Thanks to dogged writers such as Jonathan Bloom, the fact that eaters throw away much of their food is not, sadly, news. But now comes a report from the Natural Resources Defense Council pegging our food waste at a whopping 40 percent, or more than 20 pounds of food per person every month. And that's not all:

bq. Getting food to our tables eats up 10 percent of the total U.S. energy budget, uses 50 percent of U.S. land, and swallows 80 percent of freshwater consumed in the United States. . . . Not only does this mean that Americans are throwing out the equivalent of $165 billion each year, but also 25 percent of all freshwater and huge amounts of unnecessary chemicals, energy, and land. Moreover, almost all of that uneaten food ends up rotting in landfills where it accounts for almost 25 percent of U.S. methane emissions.

The NRDC has suggestions for preventing all this waste; as Grant Butler wrote in the Oregonian, those suggestions run the gamut from the feds to the individual:

bq. To counter this food waste, the council recommends that the federal government study losses in national food systems and establish national goals for food waste reduction, and standardize and clarify the meaning of date labels on food.
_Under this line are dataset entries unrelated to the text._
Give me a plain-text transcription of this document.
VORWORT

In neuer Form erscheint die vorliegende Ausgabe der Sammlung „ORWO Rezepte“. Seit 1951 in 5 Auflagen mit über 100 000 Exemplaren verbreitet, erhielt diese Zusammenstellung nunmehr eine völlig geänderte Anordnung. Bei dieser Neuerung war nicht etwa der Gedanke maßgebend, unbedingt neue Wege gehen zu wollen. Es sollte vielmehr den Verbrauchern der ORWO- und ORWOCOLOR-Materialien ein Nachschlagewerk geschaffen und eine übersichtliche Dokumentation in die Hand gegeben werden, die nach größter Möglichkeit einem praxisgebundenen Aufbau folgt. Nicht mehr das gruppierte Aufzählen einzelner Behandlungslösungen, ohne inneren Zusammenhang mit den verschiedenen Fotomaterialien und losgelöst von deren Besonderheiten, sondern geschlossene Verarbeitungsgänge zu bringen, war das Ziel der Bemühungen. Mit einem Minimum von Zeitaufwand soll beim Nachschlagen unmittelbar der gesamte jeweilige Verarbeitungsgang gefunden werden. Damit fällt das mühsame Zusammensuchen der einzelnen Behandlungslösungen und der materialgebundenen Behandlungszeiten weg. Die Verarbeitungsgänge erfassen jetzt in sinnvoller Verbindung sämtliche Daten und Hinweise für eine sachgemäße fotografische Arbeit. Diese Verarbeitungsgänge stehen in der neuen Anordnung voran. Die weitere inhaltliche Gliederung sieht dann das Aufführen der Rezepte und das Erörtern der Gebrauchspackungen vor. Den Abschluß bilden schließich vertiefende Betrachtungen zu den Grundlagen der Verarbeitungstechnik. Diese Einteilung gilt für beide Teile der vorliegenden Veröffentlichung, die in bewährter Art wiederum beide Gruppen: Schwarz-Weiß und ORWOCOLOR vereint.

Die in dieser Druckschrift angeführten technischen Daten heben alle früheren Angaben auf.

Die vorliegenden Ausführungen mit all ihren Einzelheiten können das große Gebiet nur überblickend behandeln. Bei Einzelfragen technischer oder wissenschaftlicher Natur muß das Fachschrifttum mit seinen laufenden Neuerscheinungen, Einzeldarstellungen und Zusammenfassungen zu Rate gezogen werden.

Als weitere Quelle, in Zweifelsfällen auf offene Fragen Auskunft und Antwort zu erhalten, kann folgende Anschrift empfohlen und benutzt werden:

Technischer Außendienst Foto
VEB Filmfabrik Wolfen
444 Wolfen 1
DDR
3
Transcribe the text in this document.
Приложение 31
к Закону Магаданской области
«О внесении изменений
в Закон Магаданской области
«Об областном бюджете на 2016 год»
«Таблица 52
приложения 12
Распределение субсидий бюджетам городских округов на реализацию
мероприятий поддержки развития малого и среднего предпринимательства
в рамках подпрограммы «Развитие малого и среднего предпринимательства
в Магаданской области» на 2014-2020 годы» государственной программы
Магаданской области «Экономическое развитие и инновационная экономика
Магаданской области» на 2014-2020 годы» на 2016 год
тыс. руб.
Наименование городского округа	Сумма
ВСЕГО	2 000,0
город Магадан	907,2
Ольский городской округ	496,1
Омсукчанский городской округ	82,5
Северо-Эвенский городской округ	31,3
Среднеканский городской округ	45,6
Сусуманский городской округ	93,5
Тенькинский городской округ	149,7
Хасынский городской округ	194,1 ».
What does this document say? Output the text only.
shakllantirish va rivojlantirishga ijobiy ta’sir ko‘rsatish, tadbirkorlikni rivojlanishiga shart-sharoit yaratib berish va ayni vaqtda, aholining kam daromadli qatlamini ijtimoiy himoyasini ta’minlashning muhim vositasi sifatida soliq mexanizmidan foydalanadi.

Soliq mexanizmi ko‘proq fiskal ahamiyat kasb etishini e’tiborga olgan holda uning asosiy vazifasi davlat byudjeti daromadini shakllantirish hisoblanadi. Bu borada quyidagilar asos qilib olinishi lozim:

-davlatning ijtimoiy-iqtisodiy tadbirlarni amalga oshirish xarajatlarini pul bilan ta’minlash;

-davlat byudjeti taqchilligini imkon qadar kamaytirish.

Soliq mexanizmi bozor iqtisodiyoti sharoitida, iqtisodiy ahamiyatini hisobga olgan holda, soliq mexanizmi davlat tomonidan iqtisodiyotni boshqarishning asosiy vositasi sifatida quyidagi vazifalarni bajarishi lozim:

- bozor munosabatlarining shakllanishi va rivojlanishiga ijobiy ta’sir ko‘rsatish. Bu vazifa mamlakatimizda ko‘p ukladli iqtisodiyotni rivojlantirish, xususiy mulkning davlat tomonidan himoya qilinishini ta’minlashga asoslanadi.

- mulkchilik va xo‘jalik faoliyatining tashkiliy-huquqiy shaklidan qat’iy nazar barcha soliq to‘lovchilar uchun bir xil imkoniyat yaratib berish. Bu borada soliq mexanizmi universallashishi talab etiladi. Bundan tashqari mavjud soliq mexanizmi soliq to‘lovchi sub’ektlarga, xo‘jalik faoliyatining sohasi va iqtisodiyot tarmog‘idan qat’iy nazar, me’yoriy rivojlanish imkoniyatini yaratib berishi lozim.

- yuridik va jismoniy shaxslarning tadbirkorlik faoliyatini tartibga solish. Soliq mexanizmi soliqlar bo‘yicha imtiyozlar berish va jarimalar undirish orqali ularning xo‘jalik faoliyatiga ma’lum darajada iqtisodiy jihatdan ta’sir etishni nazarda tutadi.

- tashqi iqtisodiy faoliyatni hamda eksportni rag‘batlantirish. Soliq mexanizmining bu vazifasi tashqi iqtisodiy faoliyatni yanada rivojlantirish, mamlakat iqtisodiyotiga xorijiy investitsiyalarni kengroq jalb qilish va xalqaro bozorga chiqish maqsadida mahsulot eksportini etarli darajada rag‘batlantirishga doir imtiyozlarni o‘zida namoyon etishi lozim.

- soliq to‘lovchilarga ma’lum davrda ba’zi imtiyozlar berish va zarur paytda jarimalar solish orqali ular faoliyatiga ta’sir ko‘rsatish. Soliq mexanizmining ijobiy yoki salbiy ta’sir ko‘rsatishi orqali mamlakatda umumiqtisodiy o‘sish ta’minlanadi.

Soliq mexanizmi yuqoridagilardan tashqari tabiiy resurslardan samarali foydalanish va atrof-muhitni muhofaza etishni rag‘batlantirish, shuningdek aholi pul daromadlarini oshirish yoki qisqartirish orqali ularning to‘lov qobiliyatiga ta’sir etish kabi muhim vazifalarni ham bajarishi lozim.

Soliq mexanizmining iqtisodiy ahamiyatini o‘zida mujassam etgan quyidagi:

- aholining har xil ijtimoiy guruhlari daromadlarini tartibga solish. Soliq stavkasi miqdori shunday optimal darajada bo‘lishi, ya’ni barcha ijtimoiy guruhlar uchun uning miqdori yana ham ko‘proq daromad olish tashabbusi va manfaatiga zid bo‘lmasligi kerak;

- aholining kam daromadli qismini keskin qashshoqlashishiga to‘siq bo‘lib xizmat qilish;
That would help consumers stop throwing out items due to misinterpretation. Meanwhile, it recommends that state and local governments lead waste-prevention campaigns. Food-related businesses, such as grocery stores and restaurants, should examine their losses and take steps to reduce them. And consumers should reduce waste by learning when food goes bad, buying imperfect produce, and storing and cooking food with an eye to reducing waste.